I’m not sure exactly sure when it was that I decided not to be president, but somewhere back in my many years I decided not to pursue what William Faulkner often described as “perfidy.” Deciding not to live in that manner precluded, as I saw it, Jackson’s driving forces: militarism, patriotism, and Christianity.
That’s why I’m not voting for Trump. This old hillbilly isn’t living up to Andrew Jackson’s code.
But my Humanism isn’t about what I don’t believe. Or do believe, for that matter. Humanism to me is about actions and commitments. Central concerns. Humanism is about taking ownership of choices and consequences.
“The gods made me do it” is a very old excuse. Sure, the gods update their moral stances from time to time, but somehow they are always behind the curve in terms of the ethical thought of human beings. Odd, that. Many people in Jackson’s day knew that Andrew Jackson was wrong in his actions.
Given the state of the union in these days before yet another election, it might be time to give the gods a rest and think for ourselves. Take responsibility for our collective actions.
Here we are, living in post-industrial Capitalism.
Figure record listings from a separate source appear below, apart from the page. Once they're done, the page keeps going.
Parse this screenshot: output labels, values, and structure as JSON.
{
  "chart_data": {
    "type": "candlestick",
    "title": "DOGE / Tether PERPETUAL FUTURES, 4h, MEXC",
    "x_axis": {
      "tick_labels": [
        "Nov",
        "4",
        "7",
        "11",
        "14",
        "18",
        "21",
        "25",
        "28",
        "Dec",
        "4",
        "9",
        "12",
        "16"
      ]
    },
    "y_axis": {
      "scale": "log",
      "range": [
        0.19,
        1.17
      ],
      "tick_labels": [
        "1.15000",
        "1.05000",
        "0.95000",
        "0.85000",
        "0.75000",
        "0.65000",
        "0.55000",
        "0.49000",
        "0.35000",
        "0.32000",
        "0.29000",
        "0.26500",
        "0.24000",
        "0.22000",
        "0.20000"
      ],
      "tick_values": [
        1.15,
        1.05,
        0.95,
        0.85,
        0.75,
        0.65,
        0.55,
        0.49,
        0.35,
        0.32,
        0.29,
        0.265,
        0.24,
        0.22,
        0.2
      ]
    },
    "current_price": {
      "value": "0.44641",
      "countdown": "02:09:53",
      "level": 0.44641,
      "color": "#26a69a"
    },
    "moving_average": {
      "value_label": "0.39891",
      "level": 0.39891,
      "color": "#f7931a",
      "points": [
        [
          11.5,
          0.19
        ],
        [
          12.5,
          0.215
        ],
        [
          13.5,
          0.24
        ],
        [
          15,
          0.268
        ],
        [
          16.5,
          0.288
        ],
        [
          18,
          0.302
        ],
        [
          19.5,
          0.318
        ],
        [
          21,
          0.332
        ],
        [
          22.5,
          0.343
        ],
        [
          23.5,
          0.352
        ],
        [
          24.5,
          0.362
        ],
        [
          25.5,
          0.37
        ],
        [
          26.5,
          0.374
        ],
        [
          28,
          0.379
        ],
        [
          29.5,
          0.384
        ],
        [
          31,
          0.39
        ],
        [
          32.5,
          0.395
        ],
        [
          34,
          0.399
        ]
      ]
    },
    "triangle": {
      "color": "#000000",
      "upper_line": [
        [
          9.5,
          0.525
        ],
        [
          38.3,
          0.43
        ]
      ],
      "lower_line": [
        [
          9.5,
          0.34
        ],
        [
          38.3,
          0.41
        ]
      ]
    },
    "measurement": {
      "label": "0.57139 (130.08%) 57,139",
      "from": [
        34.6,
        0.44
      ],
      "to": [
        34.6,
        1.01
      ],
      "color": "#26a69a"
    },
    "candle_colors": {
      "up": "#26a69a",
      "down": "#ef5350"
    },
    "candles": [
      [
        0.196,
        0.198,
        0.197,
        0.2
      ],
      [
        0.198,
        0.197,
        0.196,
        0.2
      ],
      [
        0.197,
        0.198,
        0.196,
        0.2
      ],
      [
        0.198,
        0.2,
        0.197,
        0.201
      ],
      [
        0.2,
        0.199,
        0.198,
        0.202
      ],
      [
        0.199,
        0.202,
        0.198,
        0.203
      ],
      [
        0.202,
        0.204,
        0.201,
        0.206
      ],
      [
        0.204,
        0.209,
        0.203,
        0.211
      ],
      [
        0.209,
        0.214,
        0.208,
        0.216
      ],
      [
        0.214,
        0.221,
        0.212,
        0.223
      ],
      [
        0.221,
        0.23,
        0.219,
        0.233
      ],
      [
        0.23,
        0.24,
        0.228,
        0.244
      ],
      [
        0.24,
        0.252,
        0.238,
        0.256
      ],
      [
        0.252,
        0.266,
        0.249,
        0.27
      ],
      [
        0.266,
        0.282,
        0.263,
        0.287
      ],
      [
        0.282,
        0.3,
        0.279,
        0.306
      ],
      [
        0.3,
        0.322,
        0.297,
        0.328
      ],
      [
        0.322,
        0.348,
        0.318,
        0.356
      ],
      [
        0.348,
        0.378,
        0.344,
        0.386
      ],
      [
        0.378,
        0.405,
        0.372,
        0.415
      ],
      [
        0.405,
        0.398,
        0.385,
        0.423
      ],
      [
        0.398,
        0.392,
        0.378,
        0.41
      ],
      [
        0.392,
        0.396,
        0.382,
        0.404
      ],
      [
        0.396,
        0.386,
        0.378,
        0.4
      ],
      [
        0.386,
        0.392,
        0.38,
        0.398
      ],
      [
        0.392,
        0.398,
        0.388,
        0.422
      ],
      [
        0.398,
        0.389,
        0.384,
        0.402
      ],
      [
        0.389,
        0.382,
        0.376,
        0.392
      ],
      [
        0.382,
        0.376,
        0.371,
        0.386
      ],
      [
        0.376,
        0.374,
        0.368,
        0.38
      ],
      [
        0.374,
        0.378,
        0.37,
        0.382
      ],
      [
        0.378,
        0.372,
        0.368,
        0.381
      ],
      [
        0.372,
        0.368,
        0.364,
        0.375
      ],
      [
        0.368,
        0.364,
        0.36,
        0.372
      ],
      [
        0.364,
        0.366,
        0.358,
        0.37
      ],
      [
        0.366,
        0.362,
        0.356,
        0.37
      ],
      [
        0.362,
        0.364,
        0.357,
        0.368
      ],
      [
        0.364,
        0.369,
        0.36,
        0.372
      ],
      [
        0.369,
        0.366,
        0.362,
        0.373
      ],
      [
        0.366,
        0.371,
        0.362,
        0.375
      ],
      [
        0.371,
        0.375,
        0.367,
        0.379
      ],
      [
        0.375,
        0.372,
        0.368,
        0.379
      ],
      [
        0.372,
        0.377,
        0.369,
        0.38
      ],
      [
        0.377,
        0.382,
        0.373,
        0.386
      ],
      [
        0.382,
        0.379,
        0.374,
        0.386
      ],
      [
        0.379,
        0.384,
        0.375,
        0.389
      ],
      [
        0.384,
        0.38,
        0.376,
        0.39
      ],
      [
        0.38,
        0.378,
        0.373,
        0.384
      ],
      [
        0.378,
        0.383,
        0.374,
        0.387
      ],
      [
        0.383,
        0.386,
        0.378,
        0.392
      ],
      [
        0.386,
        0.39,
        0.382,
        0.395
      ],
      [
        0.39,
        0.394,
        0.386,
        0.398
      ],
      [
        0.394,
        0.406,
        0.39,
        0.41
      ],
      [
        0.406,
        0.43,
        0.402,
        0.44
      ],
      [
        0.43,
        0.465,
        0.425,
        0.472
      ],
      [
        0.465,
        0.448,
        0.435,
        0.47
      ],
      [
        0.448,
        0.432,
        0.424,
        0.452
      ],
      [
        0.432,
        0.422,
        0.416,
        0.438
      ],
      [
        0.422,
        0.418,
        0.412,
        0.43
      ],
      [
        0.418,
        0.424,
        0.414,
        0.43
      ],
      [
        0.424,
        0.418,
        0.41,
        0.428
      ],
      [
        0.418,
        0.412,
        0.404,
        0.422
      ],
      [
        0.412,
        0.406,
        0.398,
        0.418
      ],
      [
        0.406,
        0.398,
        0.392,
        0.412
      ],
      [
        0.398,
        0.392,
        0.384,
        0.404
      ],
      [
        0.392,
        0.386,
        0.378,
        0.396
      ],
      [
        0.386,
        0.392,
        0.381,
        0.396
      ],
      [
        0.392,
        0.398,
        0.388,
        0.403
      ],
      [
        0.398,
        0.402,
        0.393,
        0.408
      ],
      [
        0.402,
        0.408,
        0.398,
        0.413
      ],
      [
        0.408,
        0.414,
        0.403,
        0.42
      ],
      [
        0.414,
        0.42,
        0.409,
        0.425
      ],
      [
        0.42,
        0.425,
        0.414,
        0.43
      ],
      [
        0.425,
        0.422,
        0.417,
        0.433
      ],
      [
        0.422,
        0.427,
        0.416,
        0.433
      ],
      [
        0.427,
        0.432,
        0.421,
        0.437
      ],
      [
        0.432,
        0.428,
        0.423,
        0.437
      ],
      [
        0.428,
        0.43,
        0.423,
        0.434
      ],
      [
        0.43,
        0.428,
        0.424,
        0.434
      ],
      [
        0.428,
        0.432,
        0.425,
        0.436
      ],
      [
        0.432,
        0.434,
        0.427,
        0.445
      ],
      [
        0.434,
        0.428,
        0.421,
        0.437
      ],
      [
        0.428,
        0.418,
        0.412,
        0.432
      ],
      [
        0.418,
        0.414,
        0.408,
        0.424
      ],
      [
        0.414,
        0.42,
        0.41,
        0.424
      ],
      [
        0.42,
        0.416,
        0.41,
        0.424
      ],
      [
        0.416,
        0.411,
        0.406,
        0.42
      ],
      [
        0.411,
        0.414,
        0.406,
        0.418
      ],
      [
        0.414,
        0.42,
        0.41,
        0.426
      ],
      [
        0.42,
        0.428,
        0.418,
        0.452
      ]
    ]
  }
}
In a nation that has historically exploited both human and natural resources for the gain of a few people. Most of the land is stolen from people who were very nearly exterminated and do not today have full protection under the law. The early economy of the nation was based largely on slavery—from the profits of selling human beings, to the products they manufactured—cotton, sugar, and rum. That labor was stolen from people whose descendants remain marginalized.
Good “ol’ Old Hickory” Jackson remains a secular saint—“old soldier, patriot, and Christian.” His violence lives on in the myth of redemptive violence the US embraces. His economics are our economics, His symbol, the jackass, is still the symbol of the Democratic Party. The US still outsources its morality.